Yaklaşık 6 saat gibi bir zamanda rahat bir yolculukla İzmir’e vardık. Bisikletleri ve çantaları indirip ön tekerlekleri taktık. Cem’in ayağı kötü olduğundan bisikletini Uluğ Cem Balkanlı otogara geldi bisikleti almak için. Çantalarını da bir arkadaşı araba ile Cem ile birlikte alıp götürdü. Çantaları da bagaja yükleyip dosdoğru bir yol ve korkunç bir trafikte bisiklet sürüp Alsancak yeşil çimenlerine attık kendimizi. Oh dünya varmış deyip çimenlere yayıldık.  Çimlerde bizi Gülşah Ongun ve Habibe karşıladı. Avrupa şehirleri bisiklet yarışması için hazırlanan tabelanın dibinde oturduk. Tabelada yazan “Kendim için Kentim için Sürüyorum” ve #eccizmir yazısı, İzmir siuleti ile İzmir büyükşehir belediyesi saat kulesi logosu var. Avrupa şehirleri bisiklet sürme yarışları devam ediyor Mayıs ayı boyunca. Tabelanın dibinde yeşil çimenlere oturup yorgunluk kahvesi pişiriyorum. Hak ettik sayılır. Uzun bir turun sonunda eve kavuşmanın sevinci ve yaptığımız yolculuğun tadı henüz damağımda iken kahve ile birlikte arkadaşlarla paylaşıyorum.

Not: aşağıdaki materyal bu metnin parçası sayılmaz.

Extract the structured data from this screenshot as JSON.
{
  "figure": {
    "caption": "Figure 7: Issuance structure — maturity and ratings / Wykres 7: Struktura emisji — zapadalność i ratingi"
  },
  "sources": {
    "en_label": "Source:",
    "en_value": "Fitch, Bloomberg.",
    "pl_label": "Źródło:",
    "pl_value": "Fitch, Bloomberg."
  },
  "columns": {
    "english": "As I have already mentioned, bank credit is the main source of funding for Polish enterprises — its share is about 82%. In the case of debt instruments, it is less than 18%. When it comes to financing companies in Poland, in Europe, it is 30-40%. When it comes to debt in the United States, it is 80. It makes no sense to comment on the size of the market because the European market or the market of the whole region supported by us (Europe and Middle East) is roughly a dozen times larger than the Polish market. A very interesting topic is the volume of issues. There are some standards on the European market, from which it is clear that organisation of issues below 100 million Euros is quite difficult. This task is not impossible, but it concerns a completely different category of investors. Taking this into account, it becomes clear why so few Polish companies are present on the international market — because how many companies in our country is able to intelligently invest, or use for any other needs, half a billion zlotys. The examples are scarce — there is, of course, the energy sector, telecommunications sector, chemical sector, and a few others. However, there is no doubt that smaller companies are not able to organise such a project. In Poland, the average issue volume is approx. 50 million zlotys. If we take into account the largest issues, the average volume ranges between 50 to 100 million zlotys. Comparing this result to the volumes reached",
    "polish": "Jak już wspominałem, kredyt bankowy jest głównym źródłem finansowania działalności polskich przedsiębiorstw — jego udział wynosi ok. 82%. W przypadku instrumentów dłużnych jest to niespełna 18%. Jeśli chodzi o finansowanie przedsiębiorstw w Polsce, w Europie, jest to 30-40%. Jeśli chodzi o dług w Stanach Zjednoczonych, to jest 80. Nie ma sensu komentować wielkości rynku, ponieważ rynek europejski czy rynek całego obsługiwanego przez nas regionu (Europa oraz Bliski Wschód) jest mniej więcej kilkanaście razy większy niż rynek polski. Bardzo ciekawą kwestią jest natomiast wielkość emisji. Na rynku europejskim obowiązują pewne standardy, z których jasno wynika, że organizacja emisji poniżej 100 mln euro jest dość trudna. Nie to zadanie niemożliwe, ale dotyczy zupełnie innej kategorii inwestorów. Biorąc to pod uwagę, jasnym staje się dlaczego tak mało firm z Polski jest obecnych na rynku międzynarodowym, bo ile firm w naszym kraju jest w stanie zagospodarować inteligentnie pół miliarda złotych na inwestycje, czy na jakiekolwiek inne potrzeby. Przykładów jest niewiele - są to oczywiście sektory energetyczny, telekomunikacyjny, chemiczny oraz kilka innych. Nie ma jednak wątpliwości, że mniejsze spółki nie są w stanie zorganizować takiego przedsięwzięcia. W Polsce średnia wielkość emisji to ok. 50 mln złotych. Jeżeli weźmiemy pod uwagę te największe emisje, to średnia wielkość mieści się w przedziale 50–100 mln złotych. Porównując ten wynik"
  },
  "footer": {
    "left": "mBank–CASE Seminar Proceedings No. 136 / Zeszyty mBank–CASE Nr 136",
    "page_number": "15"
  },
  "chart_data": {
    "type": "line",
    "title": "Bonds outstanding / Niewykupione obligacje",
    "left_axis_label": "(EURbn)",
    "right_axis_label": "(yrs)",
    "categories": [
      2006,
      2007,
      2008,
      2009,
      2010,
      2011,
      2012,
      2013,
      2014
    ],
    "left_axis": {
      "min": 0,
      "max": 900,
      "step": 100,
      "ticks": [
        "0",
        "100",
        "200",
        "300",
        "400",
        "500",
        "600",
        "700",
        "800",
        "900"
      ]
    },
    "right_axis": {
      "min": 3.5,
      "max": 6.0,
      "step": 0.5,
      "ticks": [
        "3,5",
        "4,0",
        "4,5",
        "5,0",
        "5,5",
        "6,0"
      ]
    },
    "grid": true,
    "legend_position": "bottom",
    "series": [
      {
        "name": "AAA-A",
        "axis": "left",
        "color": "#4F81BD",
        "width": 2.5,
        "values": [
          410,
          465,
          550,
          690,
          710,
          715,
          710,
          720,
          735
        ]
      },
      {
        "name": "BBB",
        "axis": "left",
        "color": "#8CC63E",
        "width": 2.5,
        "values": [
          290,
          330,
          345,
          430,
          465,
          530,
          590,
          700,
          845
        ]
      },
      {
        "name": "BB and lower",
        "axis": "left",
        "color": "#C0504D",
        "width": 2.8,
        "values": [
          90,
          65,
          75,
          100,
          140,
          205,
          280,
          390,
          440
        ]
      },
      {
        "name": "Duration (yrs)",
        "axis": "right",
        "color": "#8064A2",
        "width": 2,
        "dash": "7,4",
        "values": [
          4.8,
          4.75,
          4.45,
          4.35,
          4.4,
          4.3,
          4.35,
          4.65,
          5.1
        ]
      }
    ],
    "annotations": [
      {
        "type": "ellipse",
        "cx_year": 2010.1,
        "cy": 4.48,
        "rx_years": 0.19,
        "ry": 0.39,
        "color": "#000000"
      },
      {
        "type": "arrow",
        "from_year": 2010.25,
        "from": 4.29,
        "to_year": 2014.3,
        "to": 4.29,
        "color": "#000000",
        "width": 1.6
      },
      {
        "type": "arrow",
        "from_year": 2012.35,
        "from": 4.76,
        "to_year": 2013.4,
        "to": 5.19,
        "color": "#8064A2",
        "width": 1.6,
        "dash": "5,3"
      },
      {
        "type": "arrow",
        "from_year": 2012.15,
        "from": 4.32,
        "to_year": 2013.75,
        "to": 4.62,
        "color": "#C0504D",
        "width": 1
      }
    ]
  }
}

Çimenlerin üzerine oturmuş kahve pişirirken yanımda iki güzel kadın da eşlik ediyor. Arkada belediyenin tabelası ve apartmanlar var. Kahve takımları önümde serili durumda. Sağ alt köşede bisiklet gidonu ve asılı sarı renkli bir kask var.

20170501_114612_HDR

Böylece 10 günlük bir turun daha sonuna geldik sevgili okurlar. Turda bir çok yer gördüm, yaşadım, yedik, içtik, yorulduk, terledik, kahve içtik, sohbet ettik, paylaştık, kavuştuk, ayrıldık. Bolca resim çektim tur boyunca, bunların hepsini sizlerle paylaştım, gördüklerimi anlattım. Herkes gittiğim yoldan gitme olanağını yakalamayabilir ama ben yolu açıyorum, bu yol hepimizin ve paylaşalım. Ben paylaşıyorum her zaman olduğu gibi. Paylaştıkça dostlarım artıyor sürekli. Hazine torbam dolmak bilmedi yol boyu. Dostlar, hikayeler doldukça sevindim. Mutlu bir duyguyla turu bitiriyorum ama başka turlarda yine görüşeceğiz. Durmak yok, yola devam derim her zaman. Bu yazı biraz geç oldu ama yazmak kolay değil, zaman yetmiyor.

Sağlıcakla kalın, başka turlarda görüşmek üzere

Otogar – Fahrettin Altay yaklaşık 17 Kilometre civarı.